We can then write our Lagrangian function:
\Lambda (L,W,H,\lambda ) = LWH + \lambda \left ( 2LH+4WH+8LW - C \right )

If we continue solving this out using partial derivatives and some algebraic techniques, as shown in [2], we eventually determine the maximal volume for the cost, C, of $192, is a Volume of 64 meters3. This is an example of how we can use the Lagrangian multiplier in a 3-dimensional space. The multiplier can work in any higher dimensional space as well.

What does the Lagrangian multiplier, λ, represent then? Well in the problems above, the Lagrangian multiplier represents a scalar value that allows us to change the size of the values used to scale the shape (circle in the contour map, and cube in the Volume problem). However, the Lagrangian multiplier can be used to represent actual values as well. [3] shares some examples of what the λ functions can represent in both physics and economics.

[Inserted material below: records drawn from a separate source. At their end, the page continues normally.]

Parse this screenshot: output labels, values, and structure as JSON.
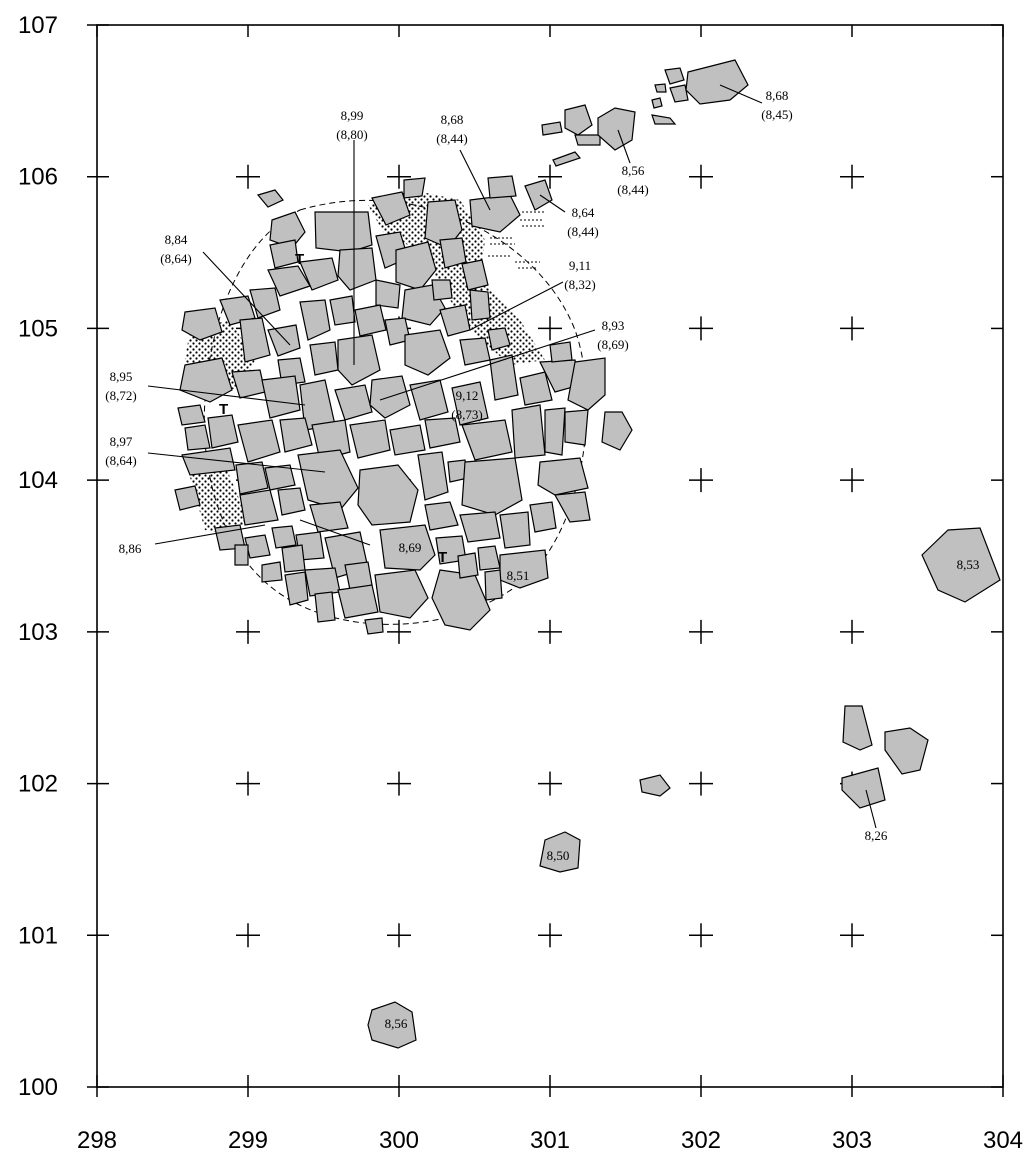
{
  "map": {
    "x_ticks": [
      "298",
      "299",
      "300",
      "301",
      "302",
      "303",
      "304"
    ],
    "y_ticks": [
      "100",
      "101",
      "102",
      "103",
      "104",
      "105",
      "106",
      "107"
    ],
    "x_range": [
      298,
      304
    ],
    "y_range": [
      100,
      107
    ],
    "stone_color": "#c0c0c0",
    "line_color": "#000000"
  },
  "labels": [
    {
      "text": "8,99",
      "sub": "(8,80)"
    },
    {
      "text": "8,68",
      "sub": "(8,44)"
    },
    {
      "text": "8,68",
      "sub": "(8,45)"
    },
    {
      "text": "8,56",
      "sub": "(8,44)"
    },
    {
      "text": "8,64",
      "sub": "(8,44)"
    },
    {
      "text": "8,84",
      "sub": "(8,64)"
    },
    {
      "text": "9,11",
      "sub": "(8,32)"
    },
    {
      "text": "8,93",
      "sub": "(8,69)"
    },
    {
      "text": "8,95",
      "sub": "(8,72)"
    },
    {
      "text": "9,12",
      "sub": "(8,73)"
    },
    {
      "text": "8,97",
      "sub": "(8,64)"
    },
    {
      "text": "8,86",
      "sub": ""
    },
    {
      "text": "8,69",
      "sub": ""
    },
    {
      "text": "8,51",
      "sub": ""
    },
    {
      "text": "8,53",
      "sub": ""
    },
    {
      "text": "8,26",
      "sub": ""
    },
    {
      "text": "8,50",
      "sub": ""
    },
    {
      "text": "8,56",
      "sub": ""
    }
  ],
  "marks": [
    "T",
    "T",
    "T"
  ]
}
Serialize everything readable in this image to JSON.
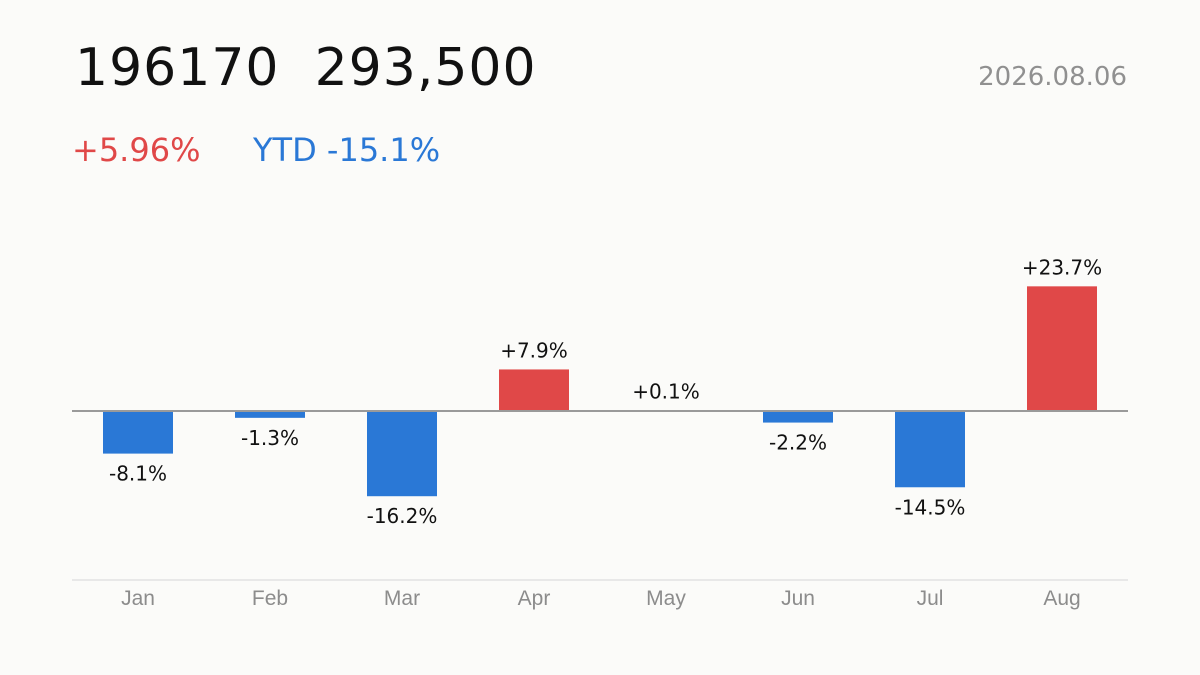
{
  "header": {
    "title": "196170  293,500",
    "date": "2026.08.06",
    "change": "+5.96%",
    "ytd": "YTD -15.1%"
  },
  "colors": {
    "positive": "#e04848",
    "negative": "#2a78d6",
    "axis": "#9a9a9a",
    "baseline": "#e2e2e2"
  },
  "chart_data": {
    "type": "bar",
    "categories": [
      "Jan",
      "Feb",
      "Mar",
      "Apr",
      "May",
      "Jun",
      "Jul",
      "Aug"
    ],
    "values": [
      -8.1,
      -1.3,
      -16.2,
      7.9,
      0.1,
      -2.2,
      -14.5,
      23.7
    ],
    "data_labels": [
      "-8.1%",
      "-1.3%",
      "-16.2%",
      "+7.9%",
      "+0.1%",
      "-2.2%",
      "-14.5%",
      "+23.7%"
    ],
    "title": "",
    "xlabel": "",
    "ylabel": "",
    "grid": false,
    "legend": "none"
  }
}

In the case of the physics of forces and potential energy, we might think of the constraint functions as representing forces that are helping to bring a point to it minimum or maximum. The Multiplier can then be thought of as a measure of how hard the constraint has to pull in order to balance our the forces on the constraint surface. In economics, we might think of maximizing profits based on some limited number of resources. The multiplier then represents the marginal value of the resource, or the rate at which the function changes if we change the constraints.

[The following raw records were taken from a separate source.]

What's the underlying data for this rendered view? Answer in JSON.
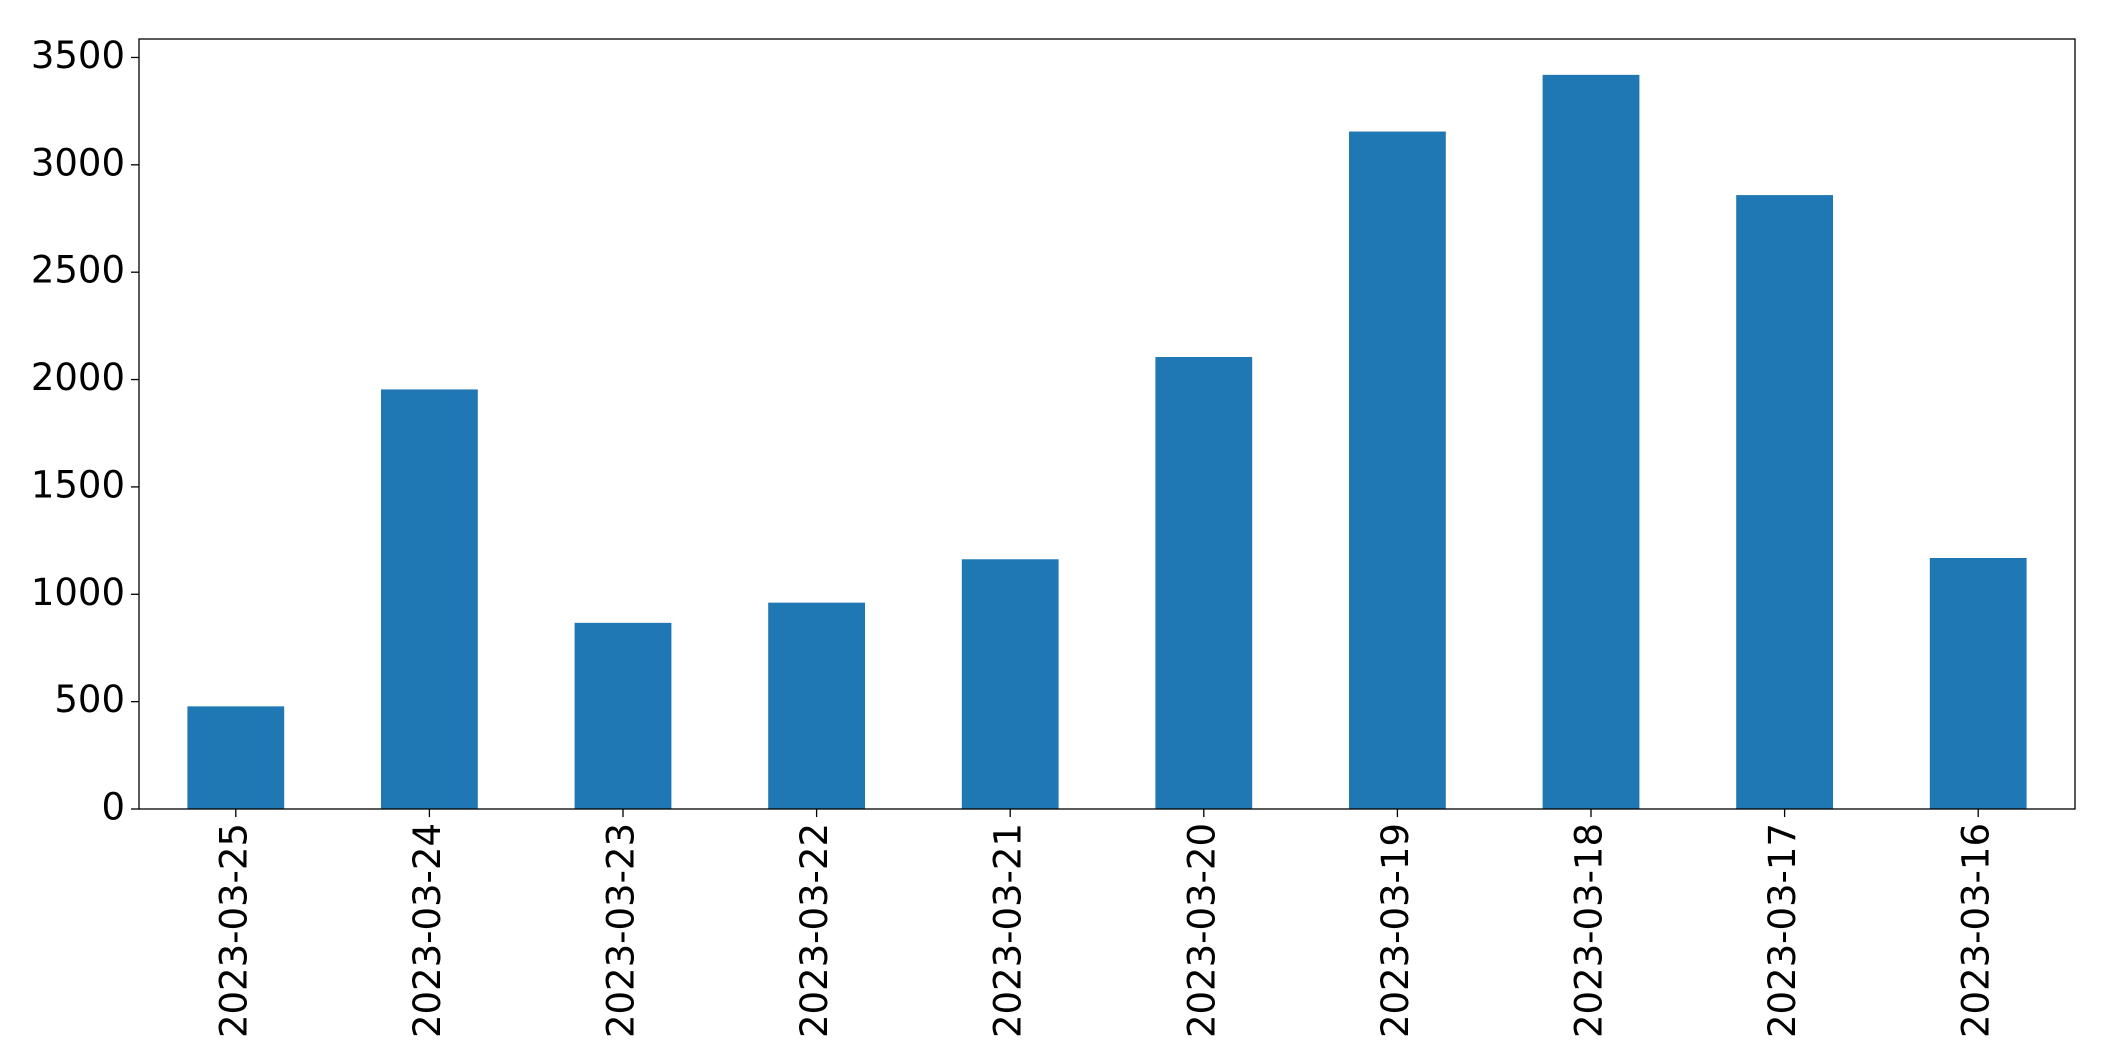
{
  "chart_data": {
    "type": "bar",
    "categories": [
      "2023-03-25",
      "2023-03-24",
      "2023-03-23",
      "2023-03-22",
      "2023-03-21",
      "2023-03-20",
      "2023-03-19",
      "2023-03-18",
      "2023-03-17",
      "2023-03-16"
    ],
    "values": [
      478,
      1954,
      867,
      961,
      1163,
      2105,
      3155,
      3419,
      2859,
      1169
    ],
    "color": "#1f77b4",
    "ylim": [
      0,
      3586
    ],
    "yticks": [
      0,
      500,
      1000,
      1500,
      2000,
      2500,
      3000,
      3500
    ],
    "grid": false
  }
}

Therefore, understanding what the multiplier means takes an understanding of the problem that it is being applied. In some cases, it may only be a scaling value; in others, it may have a more significant meaning.

Impact on Computers

The Lagrangian Multiplier is useful in the field of optimal control theory. The multipliers can be interpreted as a cost ate variables. In Pontryagin’s maximum principle (or minimum principle), applied to deterministic problems, yields the same solution as many of the Bellman principles of Dynamic Programming, without the curse of dimensionality. The multiplier then works as a means of deriving the optimal minimum or maximum in control theory in a quicker means than Bellman’s equations for dynamic programming in higher dimensional spaces. [4]

Works Cited:

[1] Vapnyarkii, I.B., “Lagrange multipliers” in Encyclopaedia of Mathematics, New York: Springer, 2001.
[2] Hahn, K. Lagrange Multiplier Method for finding Optimums Internet: http://www.karlscalculus.org/pdf/lagrange.pdf [September 5, 2011]
[3] Jensen, S. An Introduction to Lagrange Multipliers Internet: http://www.slimy.com/~steuard/teaching/tutorials/Lagrange.html [September 5, 2011]
[4] Todorov, E. “Optimal Control Theory” in Bayesian Brain, Boston: MIT Press, 2006.